Shares of cross-border solutions company Global-e Online (GLBE 2.44%) gained 14% in June according to data provided by S&P Global Market Intelligence. It's benefiting from rising investor confidence as it continues to demonstrate strong growth, and overall investor enthusiasm in the market.

So what

Global-e provides cross-border solutions for e-commerce retailers. These are functions like localized checkout, global shipping options, and instant customs calculations. Its solutions are pre-packaged but customizable, making them ideal add-ons for e-commerce retailers of any size looking to expand their markets. While its client list includes some of the largest and best-known retailers you can think of (think Disney, Macy's, and Nordstrom, it also works with small outfits and everything in between.

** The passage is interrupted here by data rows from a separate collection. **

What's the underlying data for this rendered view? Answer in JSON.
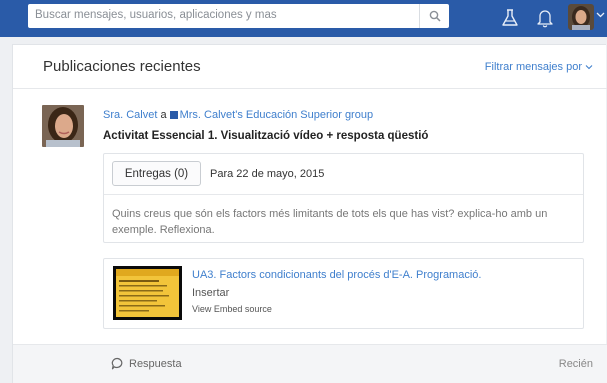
{
  "search": {
    "placeholder": "Buscar mensajes, usuarios, aplicaciones y mas"
  },
  "feed": {
    "title": "Publicaciones recientes",
    "filter_label": "Filtrar mensajes por"
  },
  "post": {
    "author": "Sra. Calvet",
    "connector": "a",
    "group": "Mrs. Calvet's Educación Superior group",
    "title": "Activitat Essencial 1. Visualització vídeo + resposta qüestió",
    "assignment": {
      "button_label": "Entregas (0)",
      "due": "Para 22 de mayo, 2015",
      "body": "Quins creus que són els factors més limitants de tots els que has vist? explica-ho amb un exemple. Reflexiona."
    },
    "embed": {
      "title": "UA3. Factors condicionants del procés d'E-A. Programació.",
      "action": "Insertar",
      "source_link": "View Embed source"
    },
    "reply_label": "Respuesta",
    "time": "Recién"
  },
  "colors": {
    "topbar": "#2a5ba8",
    "link": "#3f7fcd"
  },
  "icons": [
    "search-icon",
    "flask-icon",
    "bell-icon",
    "user-avatar",
    "chevron-down-icon",
    "group-icon",
    "reply-bubble-icon"
  ]
}
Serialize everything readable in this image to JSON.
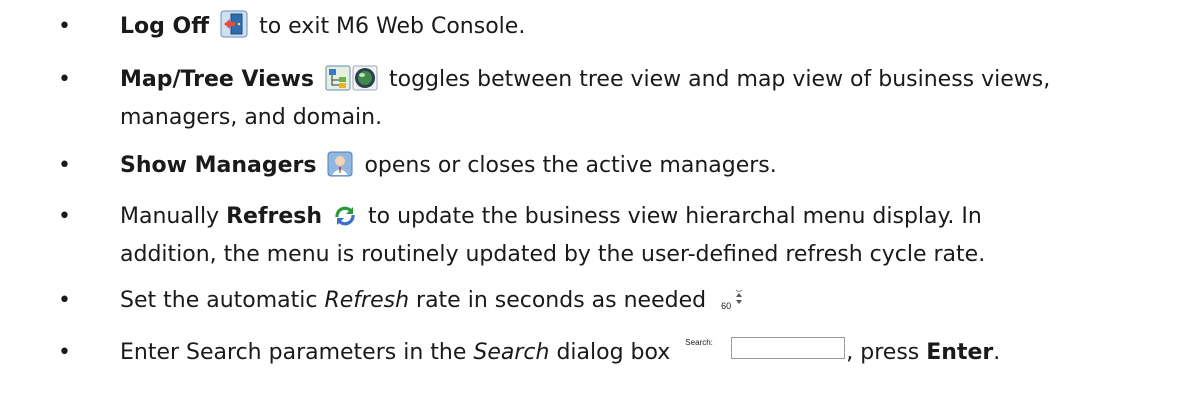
{
  "items": [
    {
      "bold": "Log Off",
      "rest": " to exit M6 Web Console.",
      "icon": "log-off-icon"
    },
    {
      "bold": "Map/Tree Views",
      "rest_line1": " toggles between tree view and map view of business views,",
      "rest_line2": "managers, and domain.",
      "icons": [
        "tree-view-icon",
        "map-view-icon"
      ]
    },
    {
      "bold": "Show Managers",
      "rest": " opens or closes the active managers.",
      "icon": "show-managers-icon"
    },
    {
      "pre": "Manually ",
      "bold": "Refresh",
      "rest_line1": " to update the business view hierarchal menu display.  In",
      "rest_line2": "addition, the menu is routinely updated by the user-defined refresh cycle rate.",
      "icon": "refresh-icon"
    },
    {
      "pre": "Set the automatic ",
      "italic": "Refresh",
      "rest": " rate in seconds as needed",
      "spinner_value": "60",
      "icon": "spinner-arrows-icon"
    },
    {
      "pre": "Enter Search parameters in the ",
      "italic": "Search",
      "mid": " dialog box ",
      "search_label": "Search:",
      "post": ", press ",
      "bold": "Enter",
      "end": "."
    }
  ]
}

It has a partnership with Shopify, which invested in Global-e and offers its services to its millions of merchant clients. One of the ways Shopify is dealing with its own struggles is by turning some of its focus to cross-border e-commerce, and Global-e is its signature partner.

The high-growth trend was amply illustrated in the 2023 first quarter. Revenue increased 54% year over year to $117.6 million, and it added prominent brands like Kylie cosmetics and Rebecca Minkoff to the platform. It also expanded its partnerships with existing clients like Disney Europe, which added the U.K. market, and Bulgari, which added another 30 markets to its program.

Global-e also demonstrated stronger profitability during the quarter. Adjusted gross margin increased by 2.3 percentage points to 41.4%, and net loss improved from $53 million to $43 million.

As the economy remains crunched, growth is expected to decelerate. However, management slightly raised full-year guidance after the first-quarter report from about 39% at the midpoint to 41%.

Now what

Global-e has incredible growth opportunities between expanding its client base and increasing gross merchandise volume. The latter should happen organically when the economy shapes up, and scale should lead to improving profitability and eventually, not in the too-distant future, net profits.

The stock is up more than 100% in 2023 as investors see the potential, but it's not too late to buy. It is expensive though, trading at close to 15 times trailing 12-month sales. That's a high for this year, but vastly below its valuation just after it went public in 2021. There's a lot to expect for this growth stock, so risk-tolerant investors can still buy in at this price.